Tendo a educação permanente (Portaria n. 1996/2007) como eixo estruturante, há um consistente movimento no âmbito dos estados, tendo como referência as comissões de Integração Ensino Serviço (CIES), vinculadas aos Colegiados de Gestão Regional (CGR), pela integração das ações de educação na saúde, e isso envolve a RMS.
Esta tem sido pautada em múltiplos espaços para sua consolidação.
Ainda para contribuir para o debate, como incluir como elemento da análise, por exemplo, a franca opção expressa na ampliação dos recursos destinados ao financiamento dos programas? Se considerarmos o início do Programa, os dados falam a favor da afirmação. Do orçamento da Secretaria de Gestão do Trabalho e da Educação na Saúde (SGTES)referente à unidade programática "Formação superior", 11,84% foram destinados ao financiamento de Residências em 2005, passando para 30% em 2006 e 34% em 2007. A ampliação ocorre mesmo face ao necessário fracionamento interno nas diferentes frentes de ação do Ministério da Saúde na área: Pró-Saúde, PET Saúde, Telessaúde Brasil, UNA-SUS, Educação Permanente. No orçamento de 2008, os investimentos nas Residências equiparam-se aos do Pró-Saúde, programa estruturante prioritário, destinado a apoiar as mudanças nos cursos de graduação da área da saúde. Até 2006, a SGTES apoiava programas de Residência Multiprofissional em 11 estados. A ampliação do apoio em 2008 permitiu a expansão para 24 dos 27 estados brasileiros. Entre 2006 e 2008, o Ministério da Saúde financiou a formação de 1487 profissionais pela RMS.
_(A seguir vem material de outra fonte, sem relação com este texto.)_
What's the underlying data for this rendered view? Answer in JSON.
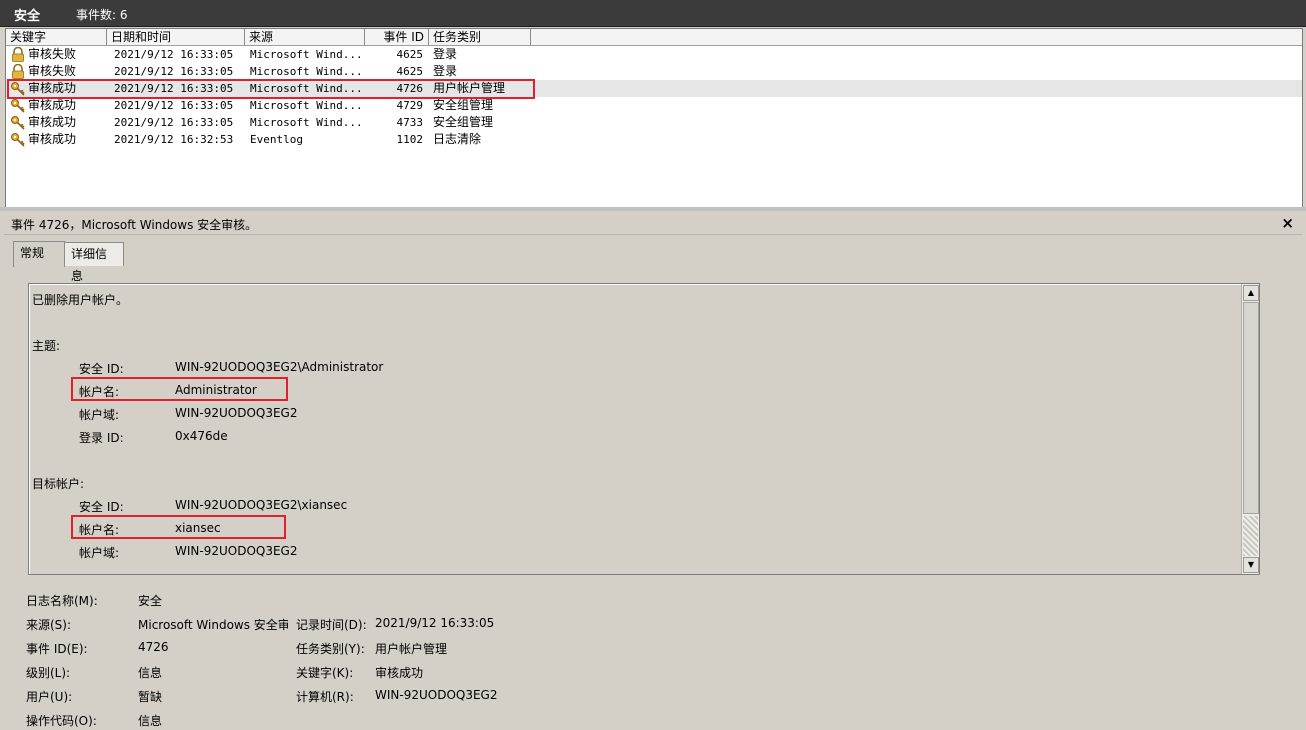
{
  "titlebar": {
    "title": "安全",
    "event_count": "事件数: 6"
  },
  "list": {
    "columns": [
      "关键字",
      "日期和时间",
      "来源",
      "事件 ID",
      "任务类别"
    ],
    "rows": [
      {
        "keyword": "审核失败",
        "datetime": "2021/9/12 16:33:05",
        "source": "Microsoft Wind...",
        "event_id": "4625",
        "task": "登录",
        "icon": "lock-icon"
      },
      {
        "keyword": "审核失败",
        "datetime": "2021/9/12 16:33:05",
        "source": "Microsoft Wind...",
        "event_id": "4625",
        "task": "登录",
        "icon": "lock-icon"
      },
      {
        "keyword": "审核成功",
        "datetime": "2021/9/12 16:33:05",
        "source": "Microsoft Wind...",
        "event_id": "4726",
        "task": "用户帐户管理",
        "icon": "key-icon",
        "selected": true
      },
      {
        "keyword": "审核成功",
        "datetime": "2021/9/12 16:33:05",
        "source": "Microsoft Wind...",
        "event_id": "4729",
        "task": "安全组管理",
        "icon": "key-icon"
      },
      {
        "keyword": "审核成功",
        "datetime": "2021/9/12 16:33:05",
        "source": "Microsoft Wind...",
        "event_id": "4733",
        "task": "安全组管理",
        "icon": "key-icon"
      },
      {
        "keyword": "审核成功",
        "datetime": "2021/9/12 16:32:53",
        "source": "Eventlog",
        "event_id": "1102",
        "task": "日志清除",
        "icon": "key-icon"
      }
    ]
  },
  "detail": {
    "header": "事件 4726，Microsoft Windows 安全审核。",
    "close": "×",
    "tabs": [
      "常规",
      "详细信息"
    ],
    "description": {
      "summary": "已删除用户帐户。",
      "subject_heading": "主题:",
      "subject": {
        "sid_label": "安全 ID:",
        "sid_value": "WIN-92UODOQ3EG2\\Administrator",
        "account_label": "帐户名:",
        "account_value": "Administrator",
        "domain_label": "帐户域:",
        "domain_value": "WIN-92UODOQ3EG2",
        "logon_label": "登录 ID:",
        "logon_value": "0x476de"
      },
      "target_heading": "目标帐户:",
      "target": {
        "sid_label": "安全 ID:",
        "sid_value": "WIN-92UODOQ3EG2\\xiansec",
        "account_label": "帐户名:",
        "account_value": "xiansec",
        "domain_label": "帐户域:",
        "domain_value": "WIN-92UODOQ3EG2"
      }
    },
    "props": {
      "log_name_label": "日志名称(M):",
      "log_name": "安全",
      "source_label": "来源(S):",
      "source": "Microsoft Windows 安全审",
      "event_id_label": "事件 ID(E):",
      "event_id": "4726",
      "level_label": "级别(L):",
      "level": "信息",
      "user_label": "用户(U):",
      "user": "暂缺",
      "opcode_label": "操作代码(O):",
      "opcode": "信息",
      "logged_label": "记录时间(D):",
      "logged": "2021/9/12 16:33:05",
      "task_label": "任务类别(Y):",
      "task": "用户帐户管理",
      "keywords_label": "关键字(K):",
      "keywords": "审核成功",
      "computer_label": "计算机(R):",
      "computer": "WIN-92UODOQ3EG2"
    }
  },
  "colors": {
    "highlight_border": "#e0202a",
    "title_bg": "#3b3b3b",
    "panel_bg": "#d4d0c8"
  }
}
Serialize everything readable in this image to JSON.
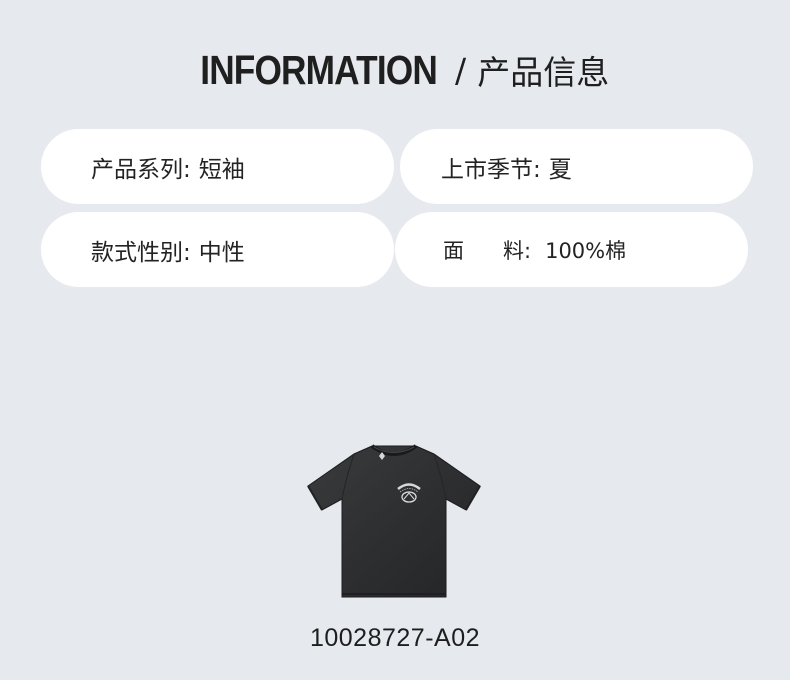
{
  "header": {
    "title_en": "INFORMATION",
    "separator": "/",
    "title_cn": "产品信息"
  },
  "info": [
    {
      "label": "产品系列:",
      "value": "短袖"
    },
    {
      "label": "上市季节:",
      "value": "夏"
    },
    {
      "label": "款式性别:",
      "value": "中性"
    },
    {
      "label_a": "面",
      "label_b": "料:",
      "value": "100%棉"
    }
  ],
  "product": {
    "image_icon": "black-tshirt-image",
    "code": "10028727-A02"
  }
}
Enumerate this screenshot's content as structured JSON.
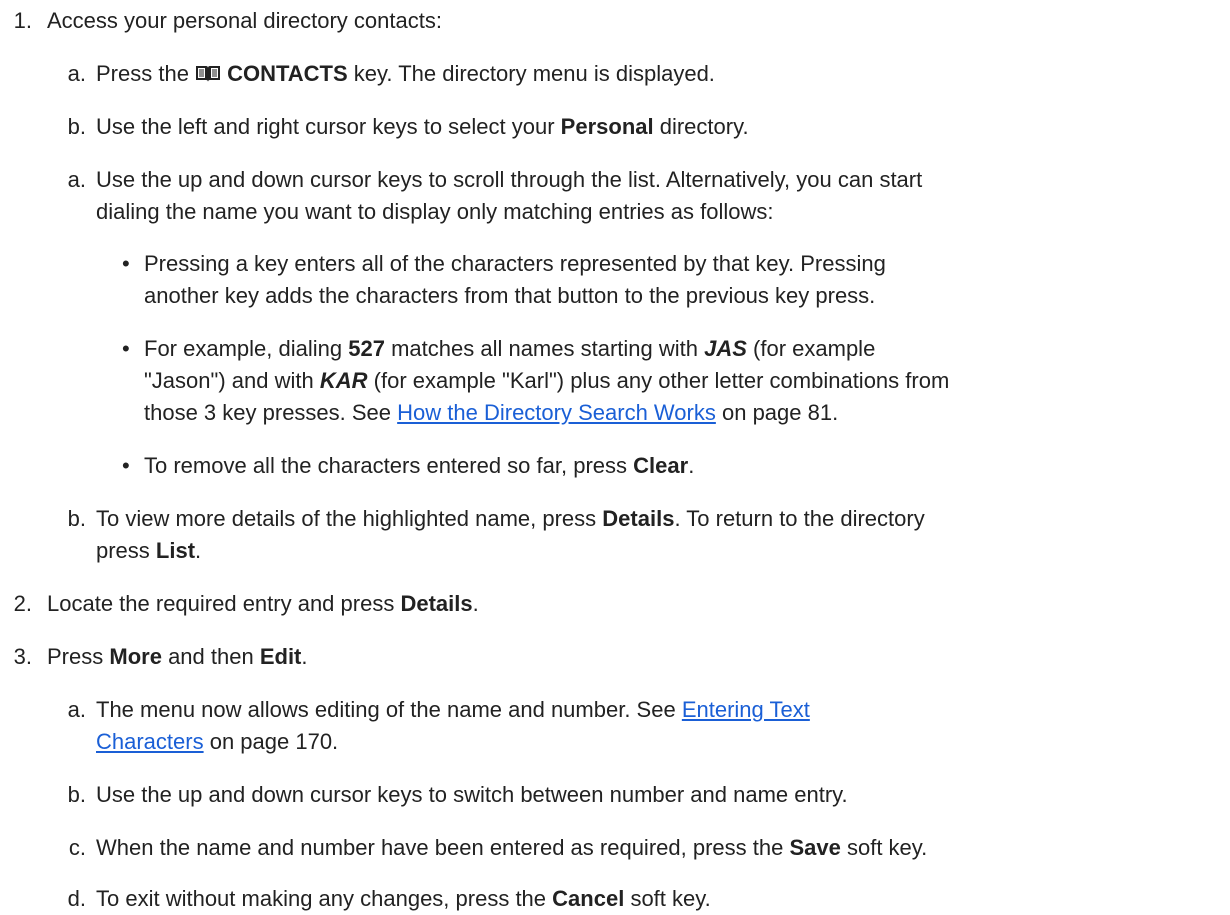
{
  "steps": {
    "s1": {
      "num": "1.",
      "text": "Access your personal directory contacts:",
      "a": {
        "letter": "a.",
        "pre": "Press the",
        "key": "CONTACTS",
        "post": "key. The directory menu is displayed."
      },
      "b": {
        "letter": "b.",
        "pre": "Use the left and right cursor keys to select your",
        "bold": "Personal",
        "post": "directory."
      },
      "c": {
        "letter": "a.",
        "line1": "Use the up and down cursor keys to scroll through the list. Alternatively, you can start",
        "line2": "dialing the name you want to display only matching entries as follows:",
        "bullets": {
          "one": {
            "line1": "Pressing a key enters all of the characters represented by that key. Pressing",
            "line2": "another key adds the characters from that button to the previous key press."
          },
          "two": {
            "l1_a": "For example, dialing",
            "l1_b": "527",
            "l1_c": "matches all names starting with",
            "l1_d": "JAS",
            "l1_e": "(for example",
            "l2_a": "\"Jason\") and with",
            "l2_b": "KAR",
            "l2_c": "(for example \"Karl\") plus any other letter combinations from",
            "l3_a": "those 3 key presses. See",
            "l3_link": "How the Directory Search Works",
            "l3_c": "on page 81."
          },
          "three": {
            "pre": "To remove all the characters entered so far, press",
            "bold": "Clear",
            "post": "."
          }
        }
      },
      "d": {
        "letter": "b.",
        "l1_pre": "To view more details of the highlighted name, press",
        "l1_bold": "Details",
        "l1_post": ". To return to the directory",
        "l2_pre": "press",
        "l2_bold": "List",
        "l2_post": "."
      }
    },
    "s2": {
      "num": "2.",
      "pre": "Locate the required entry and press",
      "bold": "Details",
      "post": "."
    },
    "s3": {
      "num": "3.",
      "pre": "Press",
      "bold1": "More",
      "mid": "and then",
      "bold2": "Edit",
      "post": ".",
      "a": {
        "letter": "a.",
        "l1_pre": "The menu now allows editing of the name and number. See",
        "l1_link": "Entering Text",
        "l2_link": "Characters",
        "l2_post": "on page 170."
      },
      "b": {
        "letter": "b.",
        "text": "Use the up and down cursor keys to switch between number and name entry."
      },
      "c": {
        "letter": "c.",
        "pre": "When the name and number have been entered as required, press the",
        "bold": "Save",
        "post": "soft key."
      },
      "d": {
        "letter": "d.",
        "pre": "To exit without making any changes, press the",
        "bold": "Cancel",
        "post": "soft key."
      }
    }
  },
  "bullet_glyph": "•",
  "colors": {
    "text": "#222222",
    "link": "#1a5fd6"
  },
  "icons": {
    "contacts_key": "open-book-icon"
  }
}
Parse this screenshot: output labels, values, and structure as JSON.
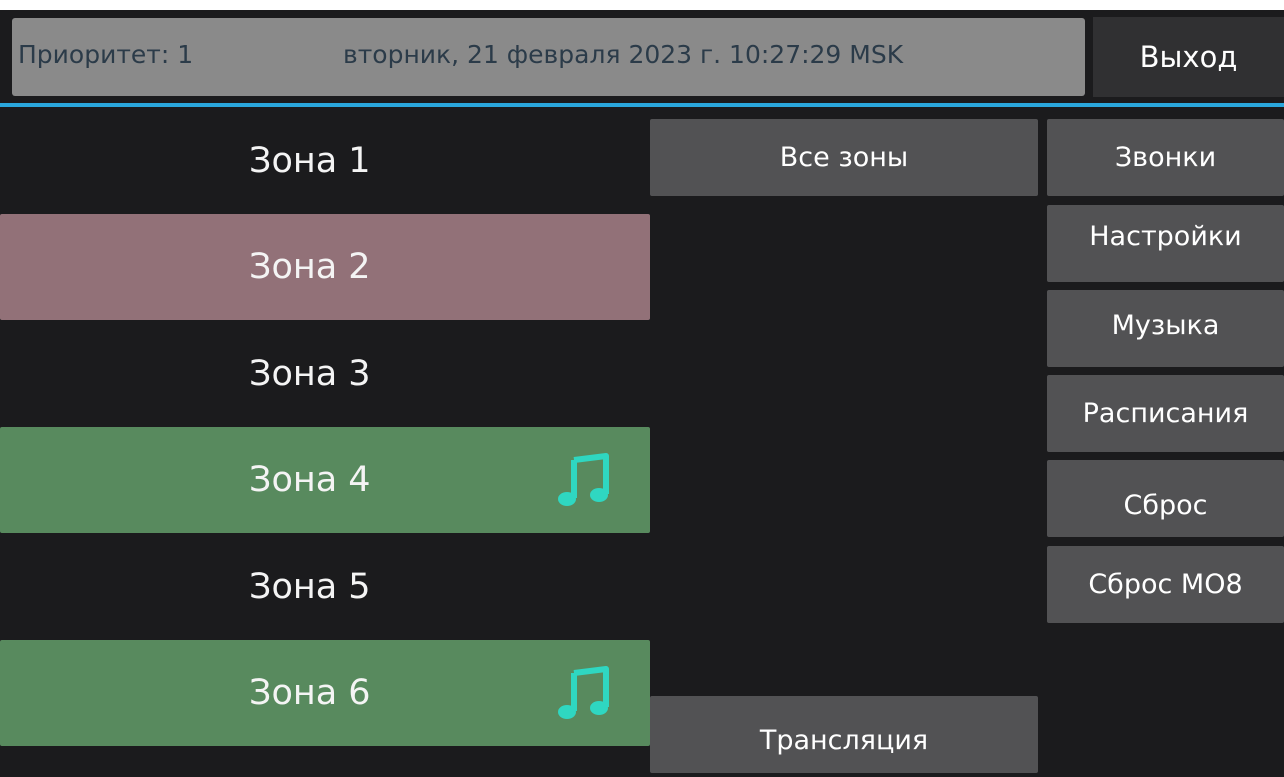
{
  "header": {
    "priority": "Приоритет: 1",
    "datetime": "вторник, 21 февраля 2023 г. 10:27:29 MSK",
    "exit_label": "Выход"
  },
  "zones": [
    {
      "label": "Зона 1",
      "state": "normal",
      "music": false
    },
    {
      "label": "Зона 2",
      "state": "alert",
      "music": false
    },
    {
      "label": "Зона 3",
      "state": "normal",
      "music": false
    },
    {
      "label": "Зона 4",
      "state": "music",
      "music": true
    },
    {
      "label": "Зона 5",
      "state": "normal",
      "music": false
    },
    {
      "label": "Зона 6",
      "state": "music",
      "music": true
    }
  ],
  "center": {
    "all_zones_label": "Все зоны",
    "broadcast_label": "Трансляция"
  },
  "menu": {
    "calls": "Звонки",
    "settings": "Настройки",
    "music": "Музыка",
    "schedules": "Расписания",
    "reset": "Сброс",
    "reset_mo8": "Сброс МО8"
  },
  "icons": {
    "music_note": "music-note-icon"
  },
  "colors": {
    "background": "#1b1b1d",
    "status_bar": "#8a8a8a",
    "divider": "#2aa7dd",
    "zone_alert": "#927178",
    "zone_music": "#588a5e",
    "button": "#525254",
    "note_icon": "#2fd7c1"
  }
}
Como trazer à ponderação a riqueza das discussões sobre o trabalho em equipe, a importância da formação para o trabalho no SUS e entender que estas se multiplicam nos espaços onde os quase mil e quinhentos residentes atuam? É possível transcender a análise por entender que há, por excelência, a participação comunitária e o controle social, com imprescindível contribuição para o debate, nos municípios que abrigam as residências? Como trazer à tona a efervescência dos saberes que se produzem sem ter, como bem explicitam as autoras, a clareza de que não é possível ter uma análise que "acaba em si", mas sim uma que pretende contribuir e dialoga?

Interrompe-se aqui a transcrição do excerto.